Sennep develops app to understand how cities affect mental wellbeing

The studio has collaborated with King’s College London on Urban Mind, to allow users to capture their mood in the city over a 14-day period.

London-based digital product design studio Sennep has developed and branded a survey app called Urban Mind, which will examine how living in cities affects our mental state.

The project is a collaboration between the studio, and research partners King’s College London, landscape architects J&L Gibbons and arts foundation Nomad Projects.

With the United Nations predicting more than 68% of the world’s population will be living in cities by 2050, the app will gather data inputted by users living in urban and rural areas to see how such lifestyles affect people.

“Improve the user experience of the app to get better data”

Data is collected via Urban Mind over a 14-day period using, with users’ permission, information sources from smartphones like health, activity and geolocation. It also invites users to take a photograph of the ground they’re standing on and record eight seconds of audio from their environment. It is, according to Sennep, like a two-week visual diary.

When the research partners first approached the studio, there was already an early version of the Urban Mind app. But the problem was that it was failing to keep participants engaged over the whole 14-day survey period, resulting in incomplete data.

The Sennep team then, who had previously worked with Nomad Projects and was at the time collaborating with King’s College London on another project, was therefore tasked with fixing this.

“The brief was to improve the user experience of the app to get better data, and also to create a future-proofed system that would enable King’s College London to create an unlimited number of bespoke surveys,” Sennep creative director Matt Rice tells Design Week.

“It’s human nature to feel good when we’ve completed a task”

To deliver this, Rice says the team began by mapping out the existing user journey and seeing where it could be improved.

But changes couldn’t be made to the number or structure of the survey questions, as the data from both the old app and the new one needed to be consistent – so while the research team developed the questions, Sennep were tasked with “using creativity within those constraints” to engage users.

“We looked at the areas that we could improve such as onboarding, messaging, visual language, micro-interactions, user-feedback and most importantly creating a sense of progression and achievement in completing each survey,” he says. “Neuroscience tells us that it’s human nature to feel good when we’ve completed a task, no matter how trivial.”

“Tapping into this feeling, we designed a visual diary to make the experience feel smart and personal and to show the completed step in the journey,” he says. For this reason, features like a progress bar and clearer feedback have been added to “make people feel at ease” and keep them engaged.

“Up to 20,000 illustration different combinations”

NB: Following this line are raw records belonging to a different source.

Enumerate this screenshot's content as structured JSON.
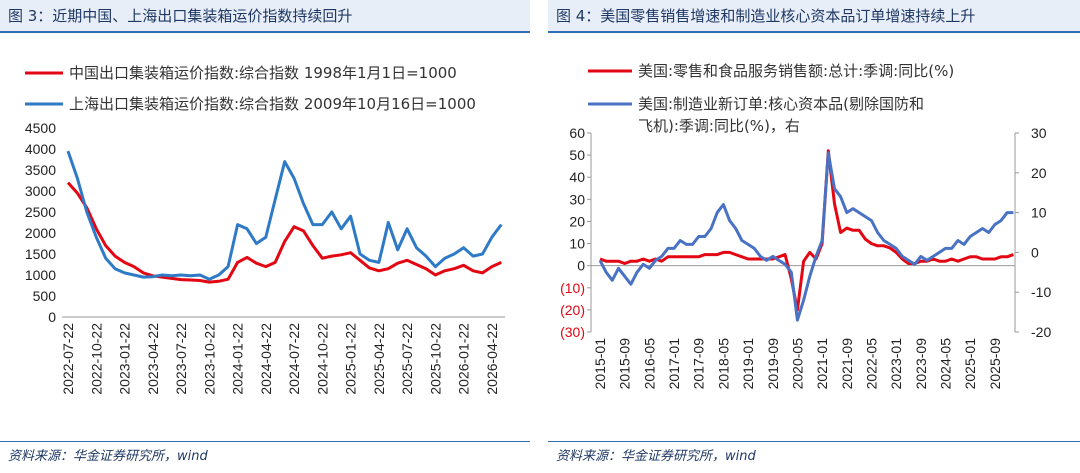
{
  "page": {
    "left_header": "图 3：近期中国、上海出口集装箱运价指数持续回升",
    "right_header": "图 4：美国零售销售增速和制造业核心资本品订单增速持续上升",
    "left_source": "资料来源：华金证券研究所，wind",
    "right_source": "资料来源：华金证券研究所，wind"
  },
  "chart_data": [
    {
      "type": "line",
      "categories": [
        "2022-07-22",
        null,
        null,
        "2022-10-22",
        null,
        null,
        "2023-01-22",
        null,
        null,
        "2023-04-22",
        null,
        null,
        "2023-07-22",
        null,
        null,
        "2023-10-22",
        null,
        null,
        "2024-01-22",
        null,
        null,
        "2024-04-22",
        null,
        null,
        "2024-07-22",
        null,
        null,
        "2024-10-22",
        null,
        null,
        "2025-01-22",
        null,
        null,
        "2025-04-22",
        null,
        null,
        "2025-07-22",
        null,
        null,
        "2025-10-22",
        null,
        null,
        "2026-01-22",
        null,
        null,
        "2026-04-22",
        null
      ],
      "series": [
        {
          "name": "中国出口集装箱运价指数:综合指数 1998年1月1日=1000",
          "color": "#e30613",
          "values": [
            3200,
            2950,
            2600,
            2100,
            1700,
            1450,
            1300,
            1200,
            1050,
            980,
            950,
            920,
            890,
            880,
            870,
            830,
            850,
            900,
            1300,
            1420,
            1280,
            1200,
            1300,
            1800,
            2150,
            2050,
            1700,
            1400,
            1450,
            1480,
            1530,
            1350,
            1170,
            1100,
            1150,
            1280,
            1350,
            1250,
            1150,
            1000,
            1100,
            1150,
            1230,
            1100,
            1050,
            1200,
            1300
          ]
        },
        {
          "name": "上海出口集装箱运价指数:综合指数 2009年10月16日=1000",
          "color": "#2f7ac6",
          "values": [
            3950,
            3300,
            2500,
            1900,
            1400,
            1150,
            1050,
            1000,
            950,
            960,
            1000,
            980,
            1000,
            980,
            1000,
            900,
            1000,
            1200,
            2200,
            2100,
            1750,
            1900,
            2800,
            3700,
            3300,
            2700,
            2200,
            2200,
            2500,
            2100,
            2400,
            1500,
            1350,
            1300,
            2250,
            1600,
            2100,
            1650,
            1450,
            1200,
            1400,
            1500,
            1650,
            1450,
            1500,
            1900,
            2200
          ]
        }
      ],
      "ylim": [
        0,
        4500
      ],
      "yticks": [
        0,
        500,
        1000,
        1500,
        2000,
        2500,
        3000,
        3500,
        4000,
        4500
      ]
    },
    {
      "type": "line",
      "categories": [
        "2015-01",
        null,
        null,
        null,
        "2015-09",
        null,
        null,
        null,
        "2016-05",
        null,
        null,
        null,
        "2017-01",
        null,
        null,
        null,
        "2017-09",
        null,
        null,
        null,
        "2018-05",
        null,
        null,
        null,
        "2019-01",
        null,
        null,
        null,
        "2019-09",
        null,
        null,
        null,
        "2020-05",
        null,
        null,
        null,
        "2021-01",
        null,
        null,
        null,
        "2021-09",
        null,
        null,
        null,
        "2022-05",
        null,
        null,
        null,
        "2023-01",
        null,
        null,
        null,
        "2023-09",
        null,
        null,
        null,
        "2024-05",
        null,
        null,
        null,
        "2025-01",
        null,
        null,
        null,
        "2025-09",
        null,
        null,
        null
      ],
      "series": [
        {
          "name": "美国:零售和食品服务销售额:总计:季调:同比(%)",
          "color": "#e30613",
          "values": [
            3,
            2,
            2,
            2,
            1,
            2,
            2,
            3,
            2,
            3,
            2,
            4,
            4,
            4,
            4,
            4,
            4,
            5,
            5,
            5,
            6,
            6,
            5,
            4,
            3,
            3,
            3,
            3,
            3,
            4,
            5,
            -6,
            -20,
            2,
            6,
            3,
            10,
            52,
            28,
            15,
            17,
            16,
            16,
            12,
            10,
            9,
            9,
            8,
            6,
            3,
            1,
            1,
            2,
            2,
            3,
            2,
            2,
            3,
            2,
            3,
            4,
            4,
            3,
            3,
            3,
            4,
            4,
            5
          ]
        },
        {
          "name": "美国:制造业新订单:核心资本品(剔除国防和飞机):季调:同比(%)，右",
          "color": "#4a72c4",
          "axis": "y2",
          "values": [
            -2,
            -5,
            -7,
            -4,
            -6,
            -8,
            -5,
            -3,
            -4,
            -2,
            -1,
            1,
            1,
            3,
            2,
            2,
            4,
            4,
            6,
            10,
            12,
            8,
            6,
            3,
            2,
            1,
            -1,
            -2,
            -1,
            -2,
            -3,
            -5,
            -17,
            -12,
            -6,
            -1,
            3,
            25,
            16,
            14,
            10,
            11,
            10,
            9,
            8,
            5,
            3,
            2,
            1,
            -1,
            -2,
            -3,
            -1,
            -2,
            -1,
            0,
            1,
            1,
            3,
            2,
            4,
            5,
            6,
            5,
            7,
            8,
            10,
            10
          ]
        }
      ],
      "ylim": [
        -30,
        60
      ],
      "yticks": [
        {
          "value": -30,
          "label": "(30)"
        },
        {
          "value": -20,
          "label": "(20)"
        },
        {
          "value": -10,
          "label": "(10)"
        },
        0,
        10,
        20,
        30,
        40,
        50,
        60
      ],
      "negative_tick_color": "#e30613",
      "y2lim": [
        -20,
        30
      ],
      "y2ticks": [
        -20,
        -10,
        0,
        10,
        20,
        30
      ]
    }
  ]
}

The final iteration of Urban Mind engages users by asking them how they feel about their urban environment three time a day, over a two-week period and prompts participants through push notifications. It is a “big ask” to try and get so much information from people, Rice says, but the team has achieved it through an improved user experience, incentivisation and “adding a bit of joy” to the process.

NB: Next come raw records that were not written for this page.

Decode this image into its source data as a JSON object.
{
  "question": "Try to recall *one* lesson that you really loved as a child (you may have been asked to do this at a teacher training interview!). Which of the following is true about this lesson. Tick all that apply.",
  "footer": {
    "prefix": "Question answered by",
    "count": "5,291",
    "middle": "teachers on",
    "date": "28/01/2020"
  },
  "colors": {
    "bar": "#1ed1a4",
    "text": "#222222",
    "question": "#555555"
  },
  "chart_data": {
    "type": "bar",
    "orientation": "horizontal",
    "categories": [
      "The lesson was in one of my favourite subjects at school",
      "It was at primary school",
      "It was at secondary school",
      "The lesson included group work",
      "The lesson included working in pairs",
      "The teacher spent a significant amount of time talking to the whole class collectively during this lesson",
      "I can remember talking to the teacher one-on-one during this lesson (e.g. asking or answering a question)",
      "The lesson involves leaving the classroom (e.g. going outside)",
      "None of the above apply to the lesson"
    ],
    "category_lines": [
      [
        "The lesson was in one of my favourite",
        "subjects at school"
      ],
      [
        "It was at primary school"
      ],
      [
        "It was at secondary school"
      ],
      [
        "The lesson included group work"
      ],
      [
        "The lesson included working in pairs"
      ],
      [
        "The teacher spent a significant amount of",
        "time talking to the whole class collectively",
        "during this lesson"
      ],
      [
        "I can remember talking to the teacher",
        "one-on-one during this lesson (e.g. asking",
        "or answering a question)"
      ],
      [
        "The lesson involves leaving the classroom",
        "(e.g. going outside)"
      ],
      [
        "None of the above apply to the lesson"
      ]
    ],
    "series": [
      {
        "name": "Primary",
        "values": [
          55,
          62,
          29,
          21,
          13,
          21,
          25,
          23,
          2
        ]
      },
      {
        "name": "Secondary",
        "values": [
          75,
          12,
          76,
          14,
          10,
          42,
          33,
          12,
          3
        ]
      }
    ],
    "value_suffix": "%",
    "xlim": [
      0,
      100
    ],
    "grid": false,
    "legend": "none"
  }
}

Initial questions establish whether the user is inside or outside, and then the app goes on to ask about the environment, asking things like “Do you see nature or plants?”; “Do you see boarded-up buildings?”; “How would you describe your neighbourhood?”; and “Does the air feel clean?” Then, it goes on to ask participants how they’re feeling in that moment.

The personal and visual elements of the app are key, Rice explains.

“The visual diary is created from an illustration system that visualises the link between mood and environment — indoor and outdoor environments are overlaid with ’emotion shapes’ and pollution levels to represent individual assessments,” he says. “The system can generate up to 20,000 illustration different combinations.”

Additionally, to engage people with their own data personal reports are available for users to access from day one, rather than day 14, as was the case with the original version of the app.

“Inform the design of urban areas that make people happier”

The data collected by Urban Mind will be used to examine how living in urban areas affects our mental wellbeing. Investigations by King’s College London so far suggest that being exposed to nature is very beneficial in both the immediate and long-term.

“This global study of how different urban environments affect our mental well-being will equip city planners with the data and knowledge they need to inform the design of urban areas that make people happier and more relaxed,” says Rice.

Once it is rolled out globally, the app will aim to provide this insight for urban areas around the world.